The exhibition tells the Astin family story, charting the rise of the family and its business enterprises in the Brazos Valley region. James Hugh Astin, pioneer planter, first came to Texas in 1854, and after a brief stint as a gold miner in California, but he returned in 1861, serving in the Confederate Army’s famed Hood’s Brigade. Ultimately, Astin married, settling in Bryan in 1865. Gradually, through hard work and native business sense, he accumulated extensive holdings in the Brazos Bottom, becoming one of the most successful cotton farmers in the region. His descendants constructed Rivermist, an extensive cotton plantation near Bryan, and went on to become one of the most prominent families in Brazos County.
The Astin’s are one of a few key families who helped build this region into what it has become today. Their story provides a point of access to their milieu, one of privilege on the frontier in the 19th century, and the gradual transformation that social, economic and political realities imposed through the first half of the 20th century. The exhibit incorporates fashion, graphic design, and art from the period to highlight the popular culture and couture of the first three decades of the 20th century.
Nina Heard Astin and her daughter, Nina Bess, well known for generosity and community involvement, bequeathed much of their inherited wealth to the Bryan/College Station community through the Nina Heard Astin and Nina Bess Astin Charitable Trusts. The two trusts continue to support community projects, scholarships, and charitable organizations including the Museum. Legacy will be held in the Museum’s main gallery – named for the Astin family.

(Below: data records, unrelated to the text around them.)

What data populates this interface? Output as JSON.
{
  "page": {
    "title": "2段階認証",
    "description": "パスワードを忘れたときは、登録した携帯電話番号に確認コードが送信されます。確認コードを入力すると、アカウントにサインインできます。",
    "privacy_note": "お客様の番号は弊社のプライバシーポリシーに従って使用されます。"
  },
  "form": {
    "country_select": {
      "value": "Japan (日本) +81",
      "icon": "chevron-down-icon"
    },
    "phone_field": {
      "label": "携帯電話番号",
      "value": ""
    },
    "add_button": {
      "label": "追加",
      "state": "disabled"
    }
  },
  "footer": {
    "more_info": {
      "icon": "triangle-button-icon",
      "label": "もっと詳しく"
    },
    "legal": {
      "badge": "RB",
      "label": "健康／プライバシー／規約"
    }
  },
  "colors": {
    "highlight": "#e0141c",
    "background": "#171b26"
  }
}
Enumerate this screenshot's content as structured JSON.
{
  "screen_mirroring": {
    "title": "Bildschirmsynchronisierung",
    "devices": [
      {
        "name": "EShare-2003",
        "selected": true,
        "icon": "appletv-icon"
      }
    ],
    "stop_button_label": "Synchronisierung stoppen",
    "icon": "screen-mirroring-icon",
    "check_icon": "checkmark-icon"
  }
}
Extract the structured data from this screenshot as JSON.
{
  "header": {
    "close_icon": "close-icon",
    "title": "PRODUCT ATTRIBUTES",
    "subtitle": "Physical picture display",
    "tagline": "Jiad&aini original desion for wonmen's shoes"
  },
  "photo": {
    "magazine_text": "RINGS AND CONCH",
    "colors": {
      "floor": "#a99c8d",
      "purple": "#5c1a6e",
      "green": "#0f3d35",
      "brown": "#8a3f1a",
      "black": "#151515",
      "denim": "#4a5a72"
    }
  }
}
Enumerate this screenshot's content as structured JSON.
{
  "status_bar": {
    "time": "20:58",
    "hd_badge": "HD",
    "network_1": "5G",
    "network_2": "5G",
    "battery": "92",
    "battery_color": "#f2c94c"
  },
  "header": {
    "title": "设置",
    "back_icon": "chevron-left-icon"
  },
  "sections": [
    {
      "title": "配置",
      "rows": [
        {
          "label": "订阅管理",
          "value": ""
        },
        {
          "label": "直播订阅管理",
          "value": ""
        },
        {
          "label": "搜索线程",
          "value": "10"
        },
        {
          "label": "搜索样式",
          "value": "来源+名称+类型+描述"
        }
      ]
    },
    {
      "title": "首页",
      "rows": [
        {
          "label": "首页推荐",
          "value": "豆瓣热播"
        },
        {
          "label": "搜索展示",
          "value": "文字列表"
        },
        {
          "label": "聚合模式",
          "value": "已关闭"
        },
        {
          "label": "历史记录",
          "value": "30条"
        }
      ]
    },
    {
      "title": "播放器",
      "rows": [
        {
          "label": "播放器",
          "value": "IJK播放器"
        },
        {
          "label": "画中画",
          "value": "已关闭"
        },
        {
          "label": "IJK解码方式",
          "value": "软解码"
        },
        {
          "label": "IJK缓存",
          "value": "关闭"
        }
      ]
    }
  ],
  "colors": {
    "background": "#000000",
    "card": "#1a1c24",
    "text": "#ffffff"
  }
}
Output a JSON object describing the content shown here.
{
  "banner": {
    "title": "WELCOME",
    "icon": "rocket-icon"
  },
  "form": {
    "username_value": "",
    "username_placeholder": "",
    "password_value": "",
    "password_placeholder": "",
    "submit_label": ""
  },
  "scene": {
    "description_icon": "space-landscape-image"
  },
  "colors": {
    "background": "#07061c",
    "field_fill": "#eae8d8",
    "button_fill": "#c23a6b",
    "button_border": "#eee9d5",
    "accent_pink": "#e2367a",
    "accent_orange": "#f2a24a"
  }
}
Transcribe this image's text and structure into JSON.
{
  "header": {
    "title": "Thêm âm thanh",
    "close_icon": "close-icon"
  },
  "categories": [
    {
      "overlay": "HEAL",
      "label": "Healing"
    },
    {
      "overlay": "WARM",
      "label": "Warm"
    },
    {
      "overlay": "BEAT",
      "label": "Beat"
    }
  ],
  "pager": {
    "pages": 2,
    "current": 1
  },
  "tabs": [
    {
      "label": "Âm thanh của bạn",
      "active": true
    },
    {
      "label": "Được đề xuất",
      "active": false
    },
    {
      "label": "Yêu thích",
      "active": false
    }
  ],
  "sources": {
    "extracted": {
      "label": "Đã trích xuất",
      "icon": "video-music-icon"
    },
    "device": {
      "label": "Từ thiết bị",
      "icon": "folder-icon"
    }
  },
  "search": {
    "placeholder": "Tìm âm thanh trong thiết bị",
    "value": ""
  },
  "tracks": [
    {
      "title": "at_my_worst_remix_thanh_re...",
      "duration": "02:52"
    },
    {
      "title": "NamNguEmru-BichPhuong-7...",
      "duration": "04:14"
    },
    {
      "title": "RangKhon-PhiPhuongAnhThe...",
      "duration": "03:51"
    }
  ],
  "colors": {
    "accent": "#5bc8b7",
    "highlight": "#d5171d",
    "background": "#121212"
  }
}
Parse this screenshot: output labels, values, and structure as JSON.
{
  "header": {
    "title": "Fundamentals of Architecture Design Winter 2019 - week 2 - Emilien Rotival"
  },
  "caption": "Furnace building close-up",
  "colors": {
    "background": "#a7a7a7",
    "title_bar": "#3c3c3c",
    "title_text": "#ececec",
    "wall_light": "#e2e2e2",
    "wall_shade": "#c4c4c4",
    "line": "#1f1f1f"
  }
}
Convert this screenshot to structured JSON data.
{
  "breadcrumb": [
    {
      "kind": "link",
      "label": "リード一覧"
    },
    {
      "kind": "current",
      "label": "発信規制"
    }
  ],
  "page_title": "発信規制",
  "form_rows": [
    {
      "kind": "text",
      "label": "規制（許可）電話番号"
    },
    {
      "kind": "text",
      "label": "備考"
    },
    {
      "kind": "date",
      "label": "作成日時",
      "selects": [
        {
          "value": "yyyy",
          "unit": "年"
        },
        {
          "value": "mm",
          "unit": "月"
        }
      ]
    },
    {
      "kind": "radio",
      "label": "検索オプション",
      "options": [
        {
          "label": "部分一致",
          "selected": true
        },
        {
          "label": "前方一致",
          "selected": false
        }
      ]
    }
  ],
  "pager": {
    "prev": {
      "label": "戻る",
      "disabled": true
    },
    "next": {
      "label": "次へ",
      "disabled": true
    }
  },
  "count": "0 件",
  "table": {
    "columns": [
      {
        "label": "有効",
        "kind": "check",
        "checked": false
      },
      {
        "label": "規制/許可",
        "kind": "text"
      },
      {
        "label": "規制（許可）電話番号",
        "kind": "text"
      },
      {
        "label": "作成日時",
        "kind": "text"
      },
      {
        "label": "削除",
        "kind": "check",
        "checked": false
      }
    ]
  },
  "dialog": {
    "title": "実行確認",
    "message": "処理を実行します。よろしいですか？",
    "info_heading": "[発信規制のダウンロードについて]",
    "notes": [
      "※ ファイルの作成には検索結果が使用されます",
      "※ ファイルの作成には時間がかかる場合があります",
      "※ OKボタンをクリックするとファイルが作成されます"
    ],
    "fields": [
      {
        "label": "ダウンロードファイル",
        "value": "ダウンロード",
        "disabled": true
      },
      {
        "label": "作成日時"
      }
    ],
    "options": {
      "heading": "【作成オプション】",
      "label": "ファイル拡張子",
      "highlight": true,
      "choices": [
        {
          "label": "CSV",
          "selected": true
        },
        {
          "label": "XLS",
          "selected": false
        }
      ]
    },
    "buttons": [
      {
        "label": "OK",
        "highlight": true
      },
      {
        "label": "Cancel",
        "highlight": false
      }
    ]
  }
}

Materials on loan from the Heard-Craig House Museum in McKinney, Texas, including photographs and family china, will augment an extensive collection of historical clothing once belonging to members of the Astin family, on loan from the Brazos Heritage Society. Supplementing couture on display are stunning examples of period jewelry, purses, and hats. A selection of decorative items, including Steuben glass and Tiffany reproductions, art from the period on loan from the J. Wayne Stark University Center Galleries, and other Art Nouveau and Art Deco pieces will give the visitor a sense of the prevailing art and design movements of the period. Collaborators include historian John P. Blair and genealogical researcher Bill Page, along with members of the Brazos Heritage Society and coordinating curator, Elisabeth Manning of the BVMNH.
The Brazos Valley Museum of Natural History is open to visitors Tuesday-Saturday 10am-5pm. The admission fees: adults $5; seniors/students/children $4; children 3 and under are free.
Members of the Brazos Heritage Society are encouraged to attend this opening reception.